Commercial Property funds such as M&G, Threadneedle, Kames, Aberdeen, and Standard Life have for the last few years been the stabilising feature of both of the Saltydog portfolios. They have been producing a very nice small regular monthly uplift and we have used these funds as an alternative to cash, with the safer Tugboat carrying a greater percentage than the more adventurous Ocean Liner. Up until the Brexit referendum all appeared to be smooth sailing, but then upon the announcement of a vote to leave all hell was let loose. We have witnessed a mass exodus of money as professional investors overseeing large holdings have reduced the money held in these funds. To defend themselves, the fund managers have been forced to make dramatic reductions in the fund price to discourage these sales (the largest for the moment being 17% made by Aberdeen) with most of the others dramatically closing the door on any further encashment.
This turmoil is the evidence justifying those analysts who have long said that open-ended funds and unit trusts are badly designed to deal with property investments since they provide daily liquidity for an asset that isn`t liquid on a daily basis. Normally unit trusts invest in shares. There is no problem then if investors want to sell units; the fund manager simply sells some shares and the investor gets his money back within a couple of days. However where the fund is invested in property such as office blocks, shopping malls, government buildings, banks and the like, it can take months to achieve a sale and hurrying up this process results in fire-sale prices. This is the reason that the funds carry large sums of cash to cover the normal daily transactions. This time it would seem that Brexit has conjured up in the minds of some investors a vision of the country`s city centres being reduced to ghost towns as the UKs economy exits to the Continent! Under these circumstances it is not surprising that these property funds have had to use extreme measures to protect themselves while commonsense and sanity returns to the market.

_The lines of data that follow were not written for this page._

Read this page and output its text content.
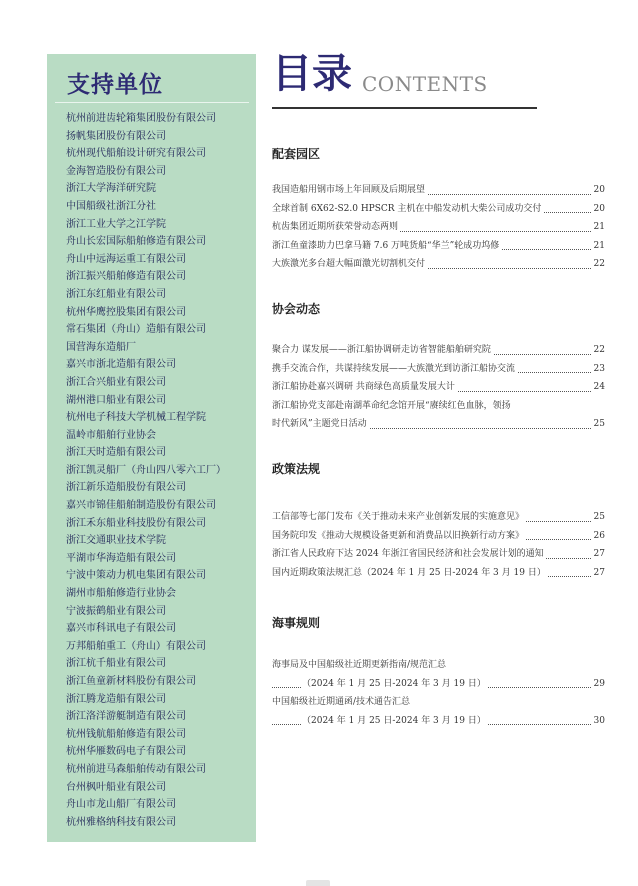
支持单位
杭州前进齿轮箱集团股份有限公司
扬帆集团股份有限公司
杭州现代船舶设计研究有限公司
金海智造股份有限公司
浙江大学海洋研究院
中国船级社浙江分社
浙江工业大学之江学院
舟山长宏国际船舶修造有限公司
舟山中远海运重工有限公司
浙江振兴船舶修造有限公司
浙江东红船业有限公司
杭州华鹰控股集团有限公司
常石集团（舟山）造船有限公司
国营海东造船厂
嘉兴市浙北造船有限公司
浙江合兴船业有限公司
湖州港口船业有限公司
杭州电子科技大学机械工程学院
温岭市船舶行业协会
浙江天时造船有限公司
浙江凯灵船厂（舟山四八零六工厂）
浙江新乐造船股份有限公司
嘉兴市锦佳船舶制造股份有限公司
浙江禾东船业科技股份有限公司
浙江交通职业技术学院
平湖市华海造船有限公司
宁波中策动力机电集团有限公司
湖州市船舶修造行业协会
宁波振鹤船业有限公司
嘉兴市科讯电子有限公司
万邦船舶重工（舟山）有限公司
浙江杭千船业有限公司
浙江鱼童新材料股份有限公司
浙江腾龙造船有限公司
浙江洛洋游艇制造有限公司
杭州钱航船舶修造有限公司
杭州华雁数码电子有限公司
杭州前进马森船舶传动有限公司
台州枫叶船业有限公司
舟山市龙山船厂有限公司
杭州雅格纳科技有限公司
目录 CONTENTS
配套园区
我国造船用钢市场上年回顾及后期展望	20
全球首制 6X62-S2.0 HPSCR 主机在中船发动机大柴公司成功交付	20
杭齿集团近期所获荣誉动态两则	21
浙江鱼童漆助力巴拿马籍 7.6 万吨货船“华兰”轮成功坞修	21
大族激光多台超大幅面激光切割机交付	22
协会动态
聚合力 谋发展——浙江船协调研走访省智能船舶研究院	22
携手交流合作，共谋持续发展——大族激光到访浙江船协交流	23
浙江船协赴嘉兴调研 共商绿色高质量发展大计	24
浙江船协党支部赴南湖革命纪念馆开展“赓续红色血脉，领扬
时代新风”主题党日活动	25
政策法规
工信部等七部门发布《关于推动未来产业创新发展的实施意见》	25
国务院印发《推动大规模设备更新和消费品以旧换新行动方案》	26
浙江省人民政府下达 2024 年浙江省国民经济和社会发展计划的通知	27
国内近期政策法规汇总（2024 年 1 月 25 日-2024 年 3 月 19 日）	27
海事规则
海事局及中国船级社近期更新指南/规范汇总
（2024 年 1 月 25 日-2024 年 3 月 19 日）	29
中国船级社近期通函/技术通告汇总
（2024 年 1 月 25 日-2024 年 3 月 19 日）	30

What is to be done now with these investments when the sale restriction is eventually removed? We can expect the prices to be lower as the result of property surveys and valuations carried out in the light of Brexit. On the other hand the property tenancy agreements are still in place and rent will still have to be paid. There is therefore no reason for a major reduction in the historical 3% to 4% these funds yield which is still very attractive when compared with the present “soon to be negative” interest rates. Maybe having taken the knock, it will pay to stay invested but with a smaller percentage of your portfolio.

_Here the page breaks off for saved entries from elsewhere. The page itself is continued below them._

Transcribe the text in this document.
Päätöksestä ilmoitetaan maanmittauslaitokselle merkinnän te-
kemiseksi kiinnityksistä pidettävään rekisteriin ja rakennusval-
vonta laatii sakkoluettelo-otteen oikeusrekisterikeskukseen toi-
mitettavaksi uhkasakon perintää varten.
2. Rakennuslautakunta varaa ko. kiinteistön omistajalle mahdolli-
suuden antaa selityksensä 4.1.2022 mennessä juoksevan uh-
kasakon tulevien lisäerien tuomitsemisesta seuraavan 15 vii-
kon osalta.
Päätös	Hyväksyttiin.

On the other hand perhaps this money could be better invested elsewhere. It is worth looking at what this actually means. Let us say that you had 25% of your portfolio in these property funds and they have taken a 20% hit. This means you have suffered a reduction of 5% on your total portfolio. Not a great outcome, but not one that merits reaching for the poison tablets. It means that you need the remainder of your portfolio to earn you an additional 5.3% to keep the status-quo.

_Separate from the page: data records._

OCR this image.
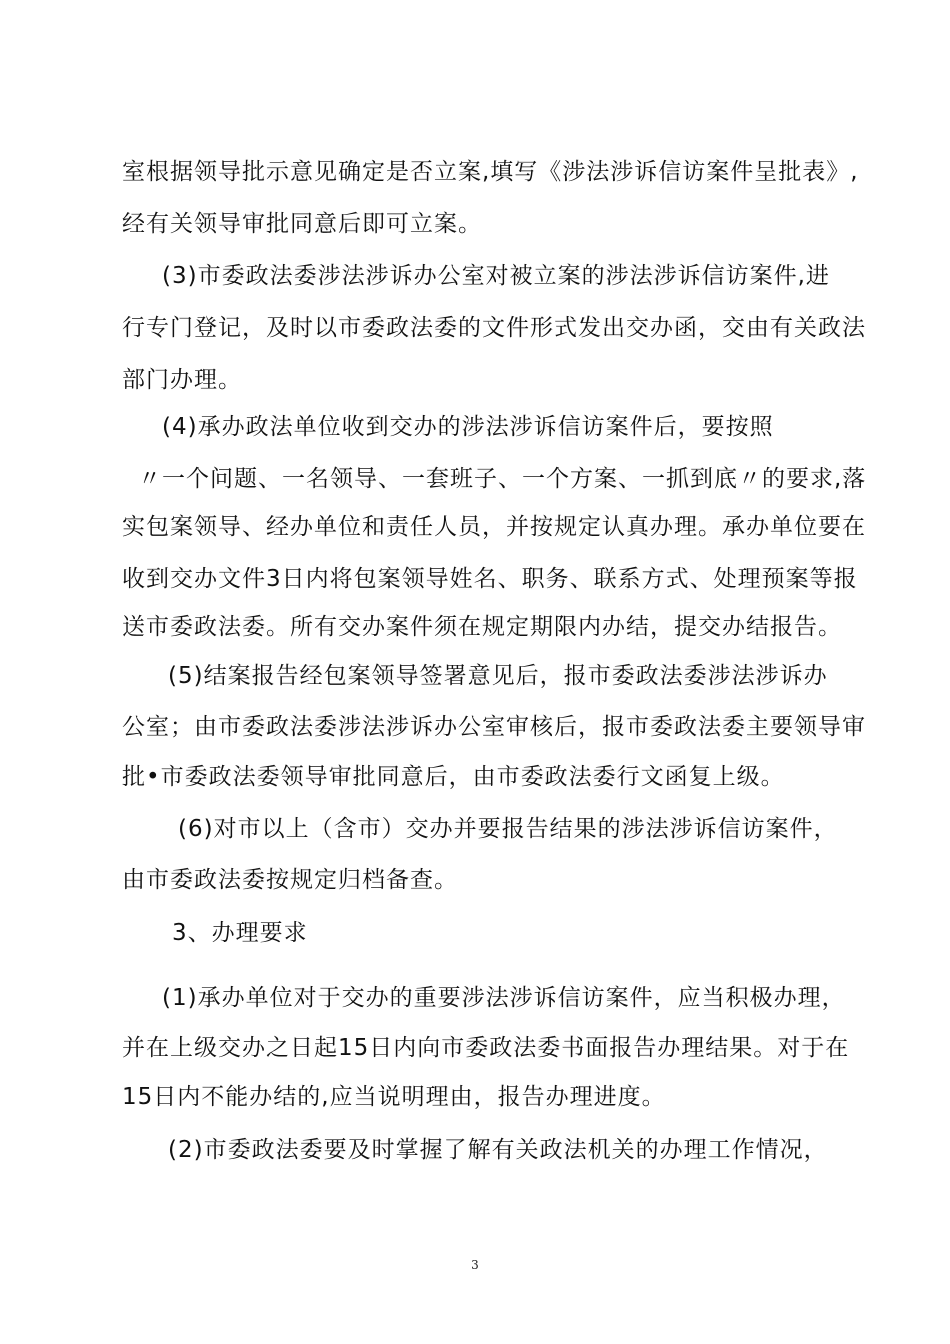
室根据领导批示意见确定是否立案,填写《涉法涉诉信访案件呈批表》,
经有关领导审批同意后即可立案。
(3)市委政法委涉法涉诉办公室对被立案的涉法涉诉信访案件,进
行专门登记，及时以市委政法委的文件形式发出交办函，交由有关政法
部门办理。
(4)承办政法单位收到交办的涉法涉诉信访案件后，要按照
〃一个问题、一名领导、一套班子、一个方案、一抓到底〃的要求,落
实包案领导、经办单位和责任人员，并按规定认真办理。承办单位要在
收到交办文件3日内将包案领导姓名、职务、联系方式、处理预案等报
送市委政法委。所有交办案件须在规定期限内办结，提交办结报告。
(5)结案报告经包案领导签署意见后，报市委政法委涉法涉诉办
公室；由市委政法委涉法涉诉办公室审核后，报市委政法委主要领导审
批•市委政法委领导审批同意后，由市委政法委行文函复上级。
(6)对市以上（含市）交办并要报告结果的涉法涉诉信访案件，
由市委政法委按规定归档备查。
3、办理要求
(1)承办单位对于交办的重要涉法涉诉信访案件，应当积极办理，
并在上级交办之日起15日内向市委政法委书面报告办理结果。对于在
15日内不能办结的,应当说明理由，报告办理进度。
(2)市委政法委要及时掌握了解有关政法机关的办理工作情况，
3
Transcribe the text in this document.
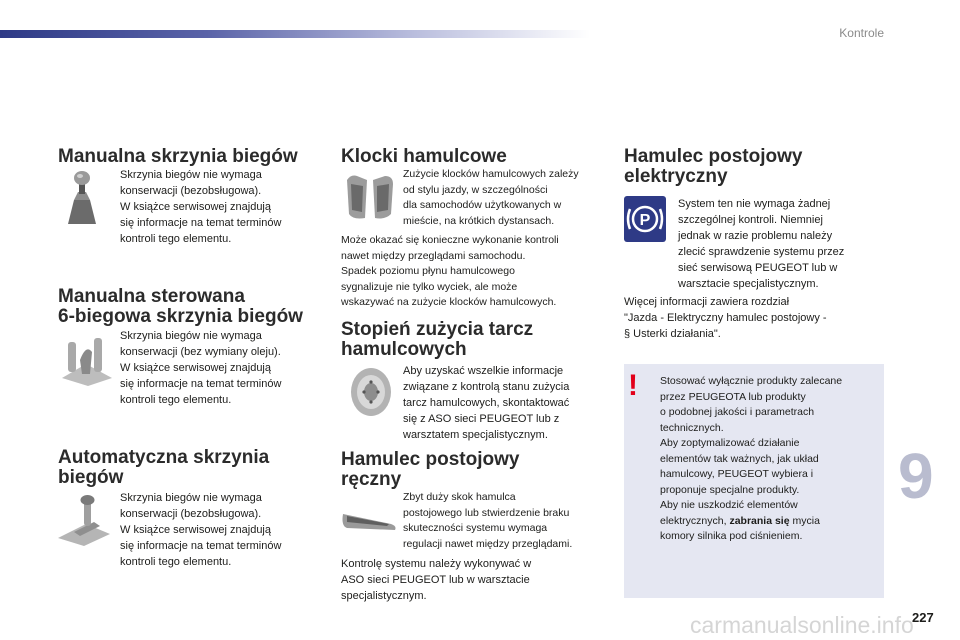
Kontrole
Manualna skrzynia biegów
Skrzynia biegów nie wymaga
konserwacji (bezobsługowa).
W książce serwisowej znajdują
się informacje na temat terminów
kontroli tego elementu.
Manualna sterowana
6-biegowa skrzynia biegów
Skrzynia biegów nie wymaga
konserwacji (bez wymiany oleju).
W książce serwisowej znajdują
się informacje na temat terminów
kontroli tego elementu.
Automatyczna skrzynia
biegów
Skrzynia biegów nie wymaga
konserwacji (bezobsługowa).
W książce serwisowej znajdują
się informacje na temat terminów
kontroli tego elementu.
Klocki hamulcowe
Zużycie klocków hamulcowych zależy
od stylu jazdy, w szczególności
dla samochodów użytkowanych w
mieście, na krótkich dystansach.
Może okazać się konieczne wykonanie kontroli
nawet między przeglądami samochodu.
Spadek poziomu płynu hamulcowego
sygnalizuje nie tylko wyciek, ale może
wskazywać na zużycie klocków hamulcowych.
Stopień zużycia tarcz
hamulcowych
Aby uzyskać wszelkie informacje
związane z kontrolą stanu zużycia
tarcz hamulcowych, skontaktować
się z ASO sieci PEUGEOT lub z
warsztatem specjalistycznym.
Hamulec postojowy
ręczny
Zbyt duży skok hamulca
postojowego lub stwierdzenie braku
skuteczności systemu wymaga
regulacji nawet między przeglądami.
Kontrolę systemu należy wykonywać w
ASO sieci PEUGEOT lub w warsztacie
specjalistycznym.
Hamulec postojowy
elektryczny
P
System ten nie wymaga żadnej
szczególnej kontroli. Niemniej
jednak w razie problemu należy
zlecić sprawdzenie systemu przez
sieć serwisową PEUGEOT lub w
warsztacie specjalistycznym.
Więcej informacji zawiera rozdział
"Jazda - Elektryczny hamulec postojowy -
§ Usterki działania".
! Stosować wyłącznie produkty zalecane
przez PEUGEOTA lub produkty
o podobnej jakości i parametrach
technicznych.
Aby zoptymalizować działanie
elementów tak ważnych, jak układ
hamulcowy, PEUGEOT wybiera i
proponuje specjalne produkty.
Aby nie uszkodzić elementów
elektrycznych, zabrania się mycia
komory silnika pod ciśnieniem.
9
carmanualsonline.info
227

The same Brexit fever that has produced this property “annus horribilis” has produced a 10% fall in the value of Sterling and also contributed to a significant rise in the value of gold. All funds which are earning their money overseas and especially in dollars, have therefore received a rise in value of 10%. If you were also to be invested into the gold mining funds you would be receiving a double whammy. It is however a question for each individual to decide as to whether these conditions will continue whilst the terms for the UK exiting the European Union are hammered out. Also if Mr Carney continues to talk the value of Sterling down and Mrs Yellen in America continues to talk the value of the dollar up, then the Ocean Liner graph below is demonstrating a portfolio that has the right sort of mix to make the most out of the situation.
This is the stuff that goose pimples are made of!